Ann Farmer
mercatornet.com
Ann Farmer, mother of three, grandmother of five and permanently disabled, is based in Woodford Green, Essex. She is a poet, illustrator, writer and pro-life feminist devoted to defending the natural family and the weakest in society from abortion and euthanasia. She has published a number of book and contributes to Gript, The Conservative Woman, MercatorNet and The Imaginative Conservative websites.
Our late Queen, notes one of many editorials of the past week, was “a woman of profound personal faith,” something to which she regularly referred in her Christmas broadcasts to the nation. “Her plea for God’s help was much more than a rhetorical flourish,” the writer adds. (“We owe it to our Queen to cherish our union,” Daily Express, September 13, 2022).

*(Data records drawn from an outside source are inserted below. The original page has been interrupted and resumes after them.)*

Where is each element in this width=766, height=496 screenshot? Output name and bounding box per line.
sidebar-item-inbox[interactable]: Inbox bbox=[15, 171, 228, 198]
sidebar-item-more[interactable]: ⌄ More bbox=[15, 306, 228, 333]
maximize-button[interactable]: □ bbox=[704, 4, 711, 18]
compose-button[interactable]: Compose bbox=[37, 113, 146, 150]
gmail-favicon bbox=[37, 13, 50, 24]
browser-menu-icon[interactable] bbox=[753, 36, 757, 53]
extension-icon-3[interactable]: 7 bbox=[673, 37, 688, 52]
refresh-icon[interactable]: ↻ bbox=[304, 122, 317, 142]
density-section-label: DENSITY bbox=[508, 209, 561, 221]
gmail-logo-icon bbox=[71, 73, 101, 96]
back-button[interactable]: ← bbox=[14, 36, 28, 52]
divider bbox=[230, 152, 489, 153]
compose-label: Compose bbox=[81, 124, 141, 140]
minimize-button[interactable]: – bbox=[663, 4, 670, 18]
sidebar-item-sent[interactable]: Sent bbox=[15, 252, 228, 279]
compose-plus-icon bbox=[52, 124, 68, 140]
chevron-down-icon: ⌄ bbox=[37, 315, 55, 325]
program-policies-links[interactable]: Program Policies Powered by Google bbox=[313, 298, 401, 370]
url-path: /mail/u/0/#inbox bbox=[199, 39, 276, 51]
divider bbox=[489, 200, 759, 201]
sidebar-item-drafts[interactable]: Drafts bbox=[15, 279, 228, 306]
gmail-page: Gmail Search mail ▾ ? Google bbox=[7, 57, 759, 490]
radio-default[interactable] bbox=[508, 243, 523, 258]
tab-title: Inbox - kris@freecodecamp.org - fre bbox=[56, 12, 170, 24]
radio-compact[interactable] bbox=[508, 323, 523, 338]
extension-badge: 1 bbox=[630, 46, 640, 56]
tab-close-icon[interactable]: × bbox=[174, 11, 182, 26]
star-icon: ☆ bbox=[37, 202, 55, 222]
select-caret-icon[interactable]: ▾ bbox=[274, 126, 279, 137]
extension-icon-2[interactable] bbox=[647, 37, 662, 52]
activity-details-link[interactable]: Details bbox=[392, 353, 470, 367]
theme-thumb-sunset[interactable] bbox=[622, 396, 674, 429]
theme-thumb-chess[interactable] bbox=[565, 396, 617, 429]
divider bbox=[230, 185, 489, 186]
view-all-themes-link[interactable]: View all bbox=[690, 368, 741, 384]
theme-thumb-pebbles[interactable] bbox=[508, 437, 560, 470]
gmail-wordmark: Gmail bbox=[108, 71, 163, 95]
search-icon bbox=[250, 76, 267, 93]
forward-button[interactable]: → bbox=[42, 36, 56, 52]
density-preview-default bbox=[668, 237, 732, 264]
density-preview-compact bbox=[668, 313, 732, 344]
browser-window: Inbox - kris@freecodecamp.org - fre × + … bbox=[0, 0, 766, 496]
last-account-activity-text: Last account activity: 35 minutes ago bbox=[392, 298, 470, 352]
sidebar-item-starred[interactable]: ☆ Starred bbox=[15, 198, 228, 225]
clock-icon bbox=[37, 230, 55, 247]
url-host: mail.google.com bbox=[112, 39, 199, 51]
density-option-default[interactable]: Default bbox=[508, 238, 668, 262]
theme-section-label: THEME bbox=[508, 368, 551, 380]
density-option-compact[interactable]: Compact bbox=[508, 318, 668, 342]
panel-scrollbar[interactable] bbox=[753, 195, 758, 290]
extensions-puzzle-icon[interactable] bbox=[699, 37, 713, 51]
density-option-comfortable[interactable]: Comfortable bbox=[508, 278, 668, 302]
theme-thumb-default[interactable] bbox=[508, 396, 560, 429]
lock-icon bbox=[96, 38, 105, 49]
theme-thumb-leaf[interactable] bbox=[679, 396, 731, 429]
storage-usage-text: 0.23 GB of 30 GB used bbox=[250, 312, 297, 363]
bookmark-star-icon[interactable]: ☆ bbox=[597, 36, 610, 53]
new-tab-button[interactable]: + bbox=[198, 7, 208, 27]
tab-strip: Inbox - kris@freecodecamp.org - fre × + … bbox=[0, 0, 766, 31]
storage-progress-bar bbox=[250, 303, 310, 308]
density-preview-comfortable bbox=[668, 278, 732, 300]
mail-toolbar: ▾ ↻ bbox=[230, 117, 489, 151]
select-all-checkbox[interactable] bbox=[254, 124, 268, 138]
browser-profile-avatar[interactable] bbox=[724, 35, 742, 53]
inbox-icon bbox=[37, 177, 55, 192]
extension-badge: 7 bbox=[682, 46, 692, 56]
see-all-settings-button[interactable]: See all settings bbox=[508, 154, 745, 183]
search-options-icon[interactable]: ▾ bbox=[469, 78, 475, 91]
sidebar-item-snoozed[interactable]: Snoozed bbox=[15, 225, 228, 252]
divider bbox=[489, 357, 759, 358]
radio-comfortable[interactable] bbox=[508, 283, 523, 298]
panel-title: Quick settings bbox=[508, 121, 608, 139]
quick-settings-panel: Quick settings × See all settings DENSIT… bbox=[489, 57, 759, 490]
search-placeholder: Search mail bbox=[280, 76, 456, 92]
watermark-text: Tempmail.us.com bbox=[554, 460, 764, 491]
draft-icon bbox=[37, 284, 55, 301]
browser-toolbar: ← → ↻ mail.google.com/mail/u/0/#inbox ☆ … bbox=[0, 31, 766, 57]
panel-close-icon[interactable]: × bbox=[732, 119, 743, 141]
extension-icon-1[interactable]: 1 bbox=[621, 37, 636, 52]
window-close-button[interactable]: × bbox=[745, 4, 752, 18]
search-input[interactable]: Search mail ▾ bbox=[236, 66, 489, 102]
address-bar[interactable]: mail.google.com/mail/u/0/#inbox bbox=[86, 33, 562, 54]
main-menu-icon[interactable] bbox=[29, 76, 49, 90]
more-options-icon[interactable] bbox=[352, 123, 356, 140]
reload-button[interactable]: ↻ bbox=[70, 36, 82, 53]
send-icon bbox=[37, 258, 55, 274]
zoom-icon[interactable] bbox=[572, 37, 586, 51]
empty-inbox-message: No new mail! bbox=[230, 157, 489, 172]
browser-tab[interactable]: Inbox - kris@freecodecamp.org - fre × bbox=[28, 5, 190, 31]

The outpouring of grief at Queen Elizabeth II’s death at 96 years old may be a sign that, after a reign of over 70 years, many of us had grown so accustomed not merely to her faith, but to her sterling personal qualities and her dogged dedication to her nation, that only in her death are we finally and fully appreciating her life.
Family and societal breakdown
Since Labour Home Secretary Roy Jenkins’s social “reforms” of the 1960s, our society has become mired in personal immorality and social injustice. The descent down the slippery slope has been so gradual that, although we are better off materially than we were 70 years ago, we scarcely noticed the effects on the most vulnerable.
Now we face the stark facts of a rapidly declining birth rate, millions of abortions, thousands of children in State “care”, and the normalisation of divorce and relationship break-up.
Her late Majesty was far from untouched by the scourge of family break-up, but her own personal life was marked by devotion to her children and fidelity to her wedding vows to Prince Philip. Their marriage lasted for 73 years, ending only with his death last year.
Why did she assent to the legalisation of abortion?
Some have claimed that the late Queen could have exercised her royal powers by refusing her assent to the legalisation of abortion.
However, the Royal Assent Act, passed just a few months before David Steel’s Abortion Act came into law in 1967, allowed laws from the UK Parliament to be enacted through the pronunciation and notification of both Houses of Parliament. Moreover, as has been pointed out, the delicate balance that a constitutional monarch has to keep means that if a monarch tried to block certain laws it might provoke a constitutional crisis, placing the monarchy itself in danger.
In theory, the monarch can exercise the power of yea or nay; in practice, such powers have only been exercised in the case of a national emergency.
Clearly, any monarch attempting to block laws with which they disagreed might fail in the attempt but would succeed in giving fuel to the republican movement, possibly ending with no powers at all. To make such an attempt might also be seen as going against the solemn Coronation oath to God, given before men, to exercise all duties within the limited powers of a constitutional monarchy.
Personal witness
In a democracy, it is for the people’s elected representatives to make and unmake laws. The obvious answer to the problem of immoral laws is for Parliamentarians to pass moral laws and amend or repeal the immoral laws. But, whatever the late Queen’s private views on specific legislation, her increasing emphasis on her Christian beliefs could be interpreted as signifying what she actually believed, whatever laws were passed in her name, she believed in a higher law — God’s law.
What once was unremarkable — keeping a vow — is now remarkable, especially under the present Conservative administration, which has made divorce even easier, such that in times to come, a marriage of 73 days will seem remarkable, as marriage becomes a privilege solely for the rich.
At a time when the exception has become the norm, and the deadly remedy for the “hard case” has become the default response to difficulty, it takes true heroism to live a life of virtue.
Normality now comes as a shock, but perhaps the most enduring legacy of Queen Elizabeth II is her remarkably normal life of faith, lived so faithfully. May she be a guiding light to present and future generations, helping us to live our lives with unremarkable yet heroic virtue.
Rest in peace, your Majesty — and thank you for providing us with an example that may yet lead us out of the darkness into the light of true love.